Why reading is officially sexy
Reading is being embraced by the rich and glamorous, but is it literature or the literary look that’s so alluring, Anna Moloney asks
A recent exposé on the London Library, a private member’s literary establishment in St James’s Square, uncovered scandal. Incestuous members, fumbles between the bookshelves and bags of literary tension. The findings of the investigation, led by Gus Carter for The Fence, were unequivocal: the appeal of London’s poshest library has very little to do with books, and very much to do with sex.
But we should hardly be surprised; reading, if you didn’t know, is now officially hot.
Vivienne Westwood once said the best accessory was a book, and the stylish took note. Fanned by Gen Z enthusiasm and solemnised by the participation of A-list celebrities, reading is now firmly the domain of the ‘it’ girl.
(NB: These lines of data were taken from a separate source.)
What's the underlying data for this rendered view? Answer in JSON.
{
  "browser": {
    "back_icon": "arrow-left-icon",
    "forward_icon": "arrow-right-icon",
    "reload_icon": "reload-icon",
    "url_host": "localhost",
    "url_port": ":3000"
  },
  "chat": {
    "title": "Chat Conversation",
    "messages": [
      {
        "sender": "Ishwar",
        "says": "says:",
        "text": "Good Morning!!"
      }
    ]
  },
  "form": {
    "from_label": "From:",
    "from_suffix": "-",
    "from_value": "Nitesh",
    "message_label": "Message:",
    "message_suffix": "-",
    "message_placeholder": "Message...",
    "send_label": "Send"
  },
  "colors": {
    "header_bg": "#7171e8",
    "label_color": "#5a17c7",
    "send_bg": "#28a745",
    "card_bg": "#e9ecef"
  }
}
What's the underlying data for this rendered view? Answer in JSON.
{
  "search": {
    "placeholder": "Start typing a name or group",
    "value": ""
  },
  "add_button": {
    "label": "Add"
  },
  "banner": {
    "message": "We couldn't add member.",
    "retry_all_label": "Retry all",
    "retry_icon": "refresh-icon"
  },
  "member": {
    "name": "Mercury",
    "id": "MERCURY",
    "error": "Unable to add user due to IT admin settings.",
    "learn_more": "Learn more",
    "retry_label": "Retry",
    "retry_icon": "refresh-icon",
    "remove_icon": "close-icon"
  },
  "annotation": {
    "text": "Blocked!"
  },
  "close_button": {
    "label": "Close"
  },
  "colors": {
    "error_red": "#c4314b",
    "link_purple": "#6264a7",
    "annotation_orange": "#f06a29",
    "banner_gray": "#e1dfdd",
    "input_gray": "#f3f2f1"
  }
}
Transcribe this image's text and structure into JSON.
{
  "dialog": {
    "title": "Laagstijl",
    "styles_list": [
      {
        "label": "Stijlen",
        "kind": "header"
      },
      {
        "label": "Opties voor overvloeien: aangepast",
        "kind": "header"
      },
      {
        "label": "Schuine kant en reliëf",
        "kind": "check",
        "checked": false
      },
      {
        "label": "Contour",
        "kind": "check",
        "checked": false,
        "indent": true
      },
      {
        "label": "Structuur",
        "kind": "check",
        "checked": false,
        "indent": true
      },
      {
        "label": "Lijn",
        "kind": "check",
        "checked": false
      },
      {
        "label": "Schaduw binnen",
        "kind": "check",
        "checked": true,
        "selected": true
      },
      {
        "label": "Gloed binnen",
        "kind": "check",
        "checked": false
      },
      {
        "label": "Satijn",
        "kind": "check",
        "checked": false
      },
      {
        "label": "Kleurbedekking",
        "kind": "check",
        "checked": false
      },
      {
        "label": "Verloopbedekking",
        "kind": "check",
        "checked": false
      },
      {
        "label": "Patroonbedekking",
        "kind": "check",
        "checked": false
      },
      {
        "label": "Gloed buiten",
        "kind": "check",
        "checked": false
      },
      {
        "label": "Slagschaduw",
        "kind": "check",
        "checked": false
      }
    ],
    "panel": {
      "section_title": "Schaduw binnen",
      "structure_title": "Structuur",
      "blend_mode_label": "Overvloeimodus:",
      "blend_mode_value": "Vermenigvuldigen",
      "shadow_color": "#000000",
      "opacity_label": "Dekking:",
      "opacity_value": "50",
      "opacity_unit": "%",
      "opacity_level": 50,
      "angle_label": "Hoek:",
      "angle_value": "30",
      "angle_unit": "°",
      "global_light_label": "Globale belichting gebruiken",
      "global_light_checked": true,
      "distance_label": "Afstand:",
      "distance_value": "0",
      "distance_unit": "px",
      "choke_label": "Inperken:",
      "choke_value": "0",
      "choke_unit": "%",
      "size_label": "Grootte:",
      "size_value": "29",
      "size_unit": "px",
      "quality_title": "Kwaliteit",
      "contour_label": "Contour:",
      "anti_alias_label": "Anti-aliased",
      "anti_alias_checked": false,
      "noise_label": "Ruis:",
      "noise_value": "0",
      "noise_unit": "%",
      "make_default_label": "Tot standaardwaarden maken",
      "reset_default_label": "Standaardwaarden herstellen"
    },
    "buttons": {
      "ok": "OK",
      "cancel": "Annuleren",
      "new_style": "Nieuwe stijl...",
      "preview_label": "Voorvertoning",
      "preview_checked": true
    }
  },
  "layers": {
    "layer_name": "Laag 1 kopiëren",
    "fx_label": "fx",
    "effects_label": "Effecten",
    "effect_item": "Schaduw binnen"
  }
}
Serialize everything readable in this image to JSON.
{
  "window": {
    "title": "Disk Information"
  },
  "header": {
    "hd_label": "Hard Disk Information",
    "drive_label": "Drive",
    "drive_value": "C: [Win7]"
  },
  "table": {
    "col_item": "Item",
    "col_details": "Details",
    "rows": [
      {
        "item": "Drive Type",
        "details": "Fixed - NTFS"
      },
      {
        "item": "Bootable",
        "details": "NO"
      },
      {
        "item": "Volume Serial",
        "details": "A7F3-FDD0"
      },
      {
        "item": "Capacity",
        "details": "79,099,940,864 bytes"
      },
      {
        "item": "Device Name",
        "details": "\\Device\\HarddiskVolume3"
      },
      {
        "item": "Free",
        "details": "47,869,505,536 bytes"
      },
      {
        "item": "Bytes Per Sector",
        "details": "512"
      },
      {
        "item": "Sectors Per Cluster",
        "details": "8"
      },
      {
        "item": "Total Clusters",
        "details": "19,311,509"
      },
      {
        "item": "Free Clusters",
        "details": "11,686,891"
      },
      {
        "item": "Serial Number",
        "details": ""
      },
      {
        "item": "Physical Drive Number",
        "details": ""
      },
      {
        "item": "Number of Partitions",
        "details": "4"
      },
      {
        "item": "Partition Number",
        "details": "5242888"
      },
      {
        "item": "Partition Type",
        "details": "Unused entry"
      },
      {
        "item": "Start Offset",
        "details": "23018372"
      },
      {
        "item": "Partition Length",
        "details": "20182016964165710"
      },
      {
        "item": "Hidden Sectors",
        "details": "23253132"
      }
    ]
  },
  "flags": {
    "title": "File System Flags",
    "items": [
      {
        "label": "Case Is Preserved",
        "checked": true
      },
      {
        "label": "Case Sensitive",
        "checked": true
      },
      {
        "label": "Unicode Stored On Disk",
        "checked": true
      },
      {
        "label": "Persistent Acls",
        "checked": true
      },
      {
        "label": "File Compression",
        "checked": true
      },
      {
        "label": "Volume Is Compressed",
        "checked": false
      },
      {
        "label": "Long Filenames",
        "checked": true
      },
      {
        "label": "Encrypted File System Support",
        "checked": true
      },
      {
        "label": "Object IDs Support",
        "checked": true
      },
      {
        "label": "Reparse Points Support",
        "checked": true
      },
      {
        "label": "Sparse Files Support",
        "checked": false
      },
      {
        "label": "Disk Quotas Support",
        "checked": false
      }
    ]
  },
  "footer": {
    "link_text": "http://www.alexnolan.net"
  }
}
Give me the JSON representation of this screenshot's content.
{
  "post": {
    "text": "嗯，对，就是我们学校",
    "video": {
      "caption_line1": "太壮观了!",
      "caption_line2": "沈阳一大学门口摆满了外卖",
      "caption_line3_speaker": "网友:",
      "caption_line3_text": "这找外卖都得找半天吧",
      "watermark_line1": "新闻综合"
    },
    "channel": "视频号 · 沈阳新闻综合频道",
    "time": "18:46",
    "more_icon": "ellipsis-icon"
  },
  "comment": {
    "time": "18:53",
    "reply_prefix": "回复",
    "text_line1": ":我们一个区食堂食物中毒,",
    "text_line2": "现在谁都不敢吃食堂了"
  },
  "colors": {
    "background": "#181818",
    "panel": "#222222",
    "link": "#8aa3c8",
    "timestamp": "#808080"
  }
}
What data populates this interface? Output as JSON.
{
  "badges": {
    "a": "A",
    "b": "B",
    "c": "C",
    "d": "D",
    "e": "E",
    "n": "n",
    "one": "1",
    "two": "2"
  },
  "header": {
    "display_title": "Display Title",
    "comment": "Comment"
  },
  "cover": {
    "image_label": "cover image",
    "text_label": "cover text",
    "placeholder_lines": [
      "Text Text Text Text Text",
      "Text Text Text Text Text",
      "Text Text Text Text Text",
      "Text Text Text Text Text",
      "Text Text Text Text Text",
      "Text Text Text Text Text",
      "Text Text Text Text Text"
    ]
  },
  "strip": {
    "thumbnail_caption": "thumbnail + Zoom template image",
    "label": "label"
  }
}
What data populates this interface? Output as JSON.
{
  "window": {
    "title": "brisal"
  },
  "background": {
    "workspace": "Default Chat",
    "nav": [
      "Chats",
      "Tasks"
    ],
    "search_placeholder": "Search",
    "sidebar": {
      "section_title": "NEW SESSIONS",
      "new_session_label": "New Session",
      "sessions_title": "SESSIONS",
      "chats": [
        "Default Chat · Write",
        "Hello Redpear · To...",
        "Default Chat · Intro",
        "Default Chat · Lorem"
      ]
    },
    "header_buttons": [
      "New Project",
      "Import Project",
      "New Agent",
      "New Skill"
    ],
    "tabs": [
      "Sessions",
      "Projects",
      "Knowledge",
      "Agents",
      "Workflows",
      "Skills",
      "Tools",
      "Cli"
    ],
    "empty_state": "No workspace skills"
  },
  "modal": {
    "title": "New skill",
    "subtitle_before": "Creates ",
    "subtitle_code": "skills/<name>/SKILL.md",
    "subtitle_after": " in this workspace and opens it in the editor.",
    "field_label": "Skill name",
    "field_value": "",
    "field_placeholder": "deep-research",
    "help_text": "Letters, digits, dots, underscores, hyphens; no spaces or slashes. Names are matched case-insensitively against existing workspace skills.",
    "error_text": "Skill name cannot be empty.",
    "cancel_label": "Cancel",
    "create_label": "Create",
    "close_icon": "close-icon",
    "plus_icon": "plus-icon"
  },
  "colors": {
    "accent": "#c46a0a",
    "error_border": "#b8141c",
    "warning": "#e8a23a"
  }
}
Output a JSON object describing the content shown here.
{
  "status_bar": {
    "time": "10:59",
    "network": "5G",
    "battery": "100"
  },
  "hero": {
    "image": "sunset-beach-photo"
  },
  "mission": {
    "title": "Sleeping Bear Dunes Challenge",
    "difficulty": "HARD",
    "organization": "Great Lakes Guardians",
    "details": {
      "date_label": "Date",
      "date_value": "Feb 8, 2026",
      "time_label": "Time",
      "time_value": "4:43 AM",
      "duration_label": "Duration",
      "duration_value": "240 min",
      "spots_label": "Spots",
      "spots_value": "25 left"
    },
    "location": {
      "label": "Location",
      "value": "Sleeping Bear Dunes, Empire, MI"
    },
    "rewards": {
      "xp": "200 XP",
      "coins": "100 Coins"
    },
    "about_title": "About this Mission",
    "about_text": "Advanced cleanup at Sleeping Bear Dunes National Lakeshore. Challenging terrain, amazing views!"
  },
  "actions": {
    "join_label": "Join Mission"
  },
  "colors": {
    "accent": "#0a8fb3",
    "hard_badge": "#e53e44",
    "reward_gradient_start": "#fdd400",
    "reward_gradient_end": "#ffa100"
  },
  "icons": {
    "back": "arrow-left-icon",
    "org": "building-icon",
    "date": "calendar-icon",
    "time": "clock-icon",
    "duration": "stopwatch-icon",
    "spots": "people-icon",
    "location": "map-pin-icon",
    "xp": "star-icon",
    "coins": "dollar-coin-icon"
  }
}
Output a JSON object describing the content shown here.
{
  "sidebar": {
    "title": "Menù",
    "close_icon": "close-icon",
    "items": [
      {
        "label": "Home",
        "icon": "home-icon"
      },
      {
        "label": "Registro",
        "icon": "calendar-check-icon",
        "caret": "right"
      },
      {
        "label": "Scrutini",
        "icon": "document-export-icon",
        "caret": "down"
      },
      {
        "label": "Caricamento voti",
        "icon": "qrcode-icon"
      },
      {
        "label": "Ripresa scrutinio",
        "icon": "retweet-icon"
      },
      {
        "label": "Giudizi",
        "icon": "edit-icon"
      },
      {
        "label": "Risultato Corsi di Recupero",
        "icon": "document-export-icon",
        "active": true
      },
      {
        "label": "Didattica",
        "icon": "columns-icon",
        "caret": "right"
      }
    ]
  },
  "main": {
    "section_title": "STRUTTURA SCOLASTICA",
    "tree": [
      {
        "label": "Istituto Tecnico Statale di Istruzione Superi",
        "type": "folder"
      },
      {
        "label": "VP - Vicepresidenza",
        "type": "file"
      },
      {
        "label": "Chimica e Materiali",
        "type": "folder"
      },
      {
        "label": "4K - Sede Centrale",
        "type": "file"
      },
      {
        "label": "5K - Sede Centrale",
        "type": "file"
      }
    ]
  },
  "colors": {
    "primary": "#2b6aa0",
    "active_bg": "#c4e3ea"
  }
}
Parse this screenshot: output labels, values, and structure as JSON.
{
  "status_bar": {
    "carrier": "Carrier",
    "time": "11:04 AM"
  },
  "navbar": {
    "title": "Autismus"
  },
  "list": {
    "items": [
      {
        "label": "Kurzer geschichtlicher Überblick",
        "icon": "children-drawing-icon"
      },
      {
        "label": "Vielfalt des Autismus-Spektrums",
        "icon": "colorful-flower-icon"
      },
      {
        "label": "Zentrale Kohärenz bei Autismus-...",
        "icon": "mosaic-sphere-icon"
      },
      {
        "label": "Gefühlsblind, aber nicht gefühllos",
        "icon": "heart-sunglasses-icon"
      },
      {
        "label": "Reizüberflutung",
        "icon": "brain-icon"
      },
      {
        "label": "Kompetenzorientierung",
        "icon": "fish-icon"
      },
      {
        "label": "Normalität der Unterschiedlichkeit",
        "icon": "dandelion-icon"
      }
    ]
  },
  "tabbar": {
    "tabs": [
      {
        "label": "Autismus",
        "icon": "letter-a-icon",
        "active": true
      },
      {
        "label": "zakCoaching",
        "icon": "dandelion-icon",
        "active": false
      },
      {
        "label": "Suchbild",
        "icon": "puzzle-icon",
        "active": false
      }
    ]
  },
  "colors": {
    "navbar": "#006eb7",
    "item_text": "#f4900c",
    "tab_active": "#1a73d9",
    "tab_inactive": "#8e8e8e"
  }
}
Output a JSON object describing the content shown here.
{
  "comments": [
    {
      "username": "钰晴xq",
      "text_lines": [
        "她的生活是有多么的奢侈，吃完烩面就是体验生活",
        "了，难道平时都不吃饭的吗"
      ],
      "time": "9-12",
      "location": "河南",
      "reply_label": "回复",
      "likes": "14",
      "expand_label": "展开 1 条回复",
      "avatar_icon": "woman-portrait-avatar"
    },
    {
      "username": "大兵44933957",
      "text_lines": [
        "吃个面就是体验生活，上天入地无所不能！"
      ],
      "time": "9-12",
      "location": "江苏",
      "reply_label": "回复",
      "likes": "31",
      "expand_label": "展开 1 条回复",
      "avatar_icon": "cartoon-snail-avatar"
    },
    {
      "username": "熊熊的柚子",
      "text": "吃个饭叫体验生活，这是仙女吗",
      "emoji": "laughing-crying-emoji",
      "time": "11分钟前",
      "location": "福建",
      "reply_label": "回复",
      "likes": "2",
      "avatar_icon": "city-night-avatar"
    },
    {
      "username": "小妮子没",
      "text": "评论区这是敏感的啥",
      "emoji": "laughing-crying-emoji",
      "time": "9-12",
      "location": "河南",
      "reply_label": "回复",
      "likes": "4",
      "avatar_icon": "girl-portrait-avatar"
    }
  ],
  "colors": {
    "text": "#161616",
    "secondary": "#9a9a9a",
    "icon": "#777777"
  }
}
Dua Lipa, Kaia Gerber and Kendall Jenner all host their own book clubs, while supermodel sisters Gigi and Bella Hadid have both been papped glamorously toting around their reads between fashion shows.
Care should be taken not to slip into assumptions that are ultimately misogynistic, the (gasp!) beautiful-women-might-have-brains-too mentality. When a 1955 photograph of bathing suit-clad Marilyn Monroe reading a worn copy of James Joyce’s Ulysses surfaced, for example, unfair accusations of posturing were abundant: a way to recast her ‘dumb blonde’ image, commentators suggested. But Monroe was genuinely a keen reader, with a personal library of over 400 books and, some suggest, more photos were taken of her reading than of her nude – an endorsement indeed of reading’s sex appeal.
After all, it is the glamorous languishing of Audrey Hepburn in the New York Public Library that proves impossible to resist for Breakfast at Tiffany’s leading man, who declares his love for the disinterested Holly Golightly as she bats her eyelashes from behind a chunky stack of books (and oversized shades).
But there is reason to have some healthy suspicion towards the fashionable’s embrace of the literary world, for it may not be so much reading that is in vogue, as it is the aesthetics of such. The gaining traction of ‘book stylists’, for example, often tasked with curating bookshelves not only by title but by design gives some cause to raise eyebrows. Gwyneth Paltrow asked her literary curator for “light, inviting and easy to grab” books in her family room and a “palette of black, white and grey” in the dining room.
It is not only the words on the page that are being flouted, but the whole ‘literary look’. Slim, horn-rimmed glasses were ushered in as the new “geek-chic” must-have by Vogue earlier this year and no mondaine has ever been papped proudly carrying round an Amazon Kindle. It is the worn paperback, undone hair and cool nonchalance which makes this look – the “oh, I didn’t see you there”. But you can be sure they were reading something chic.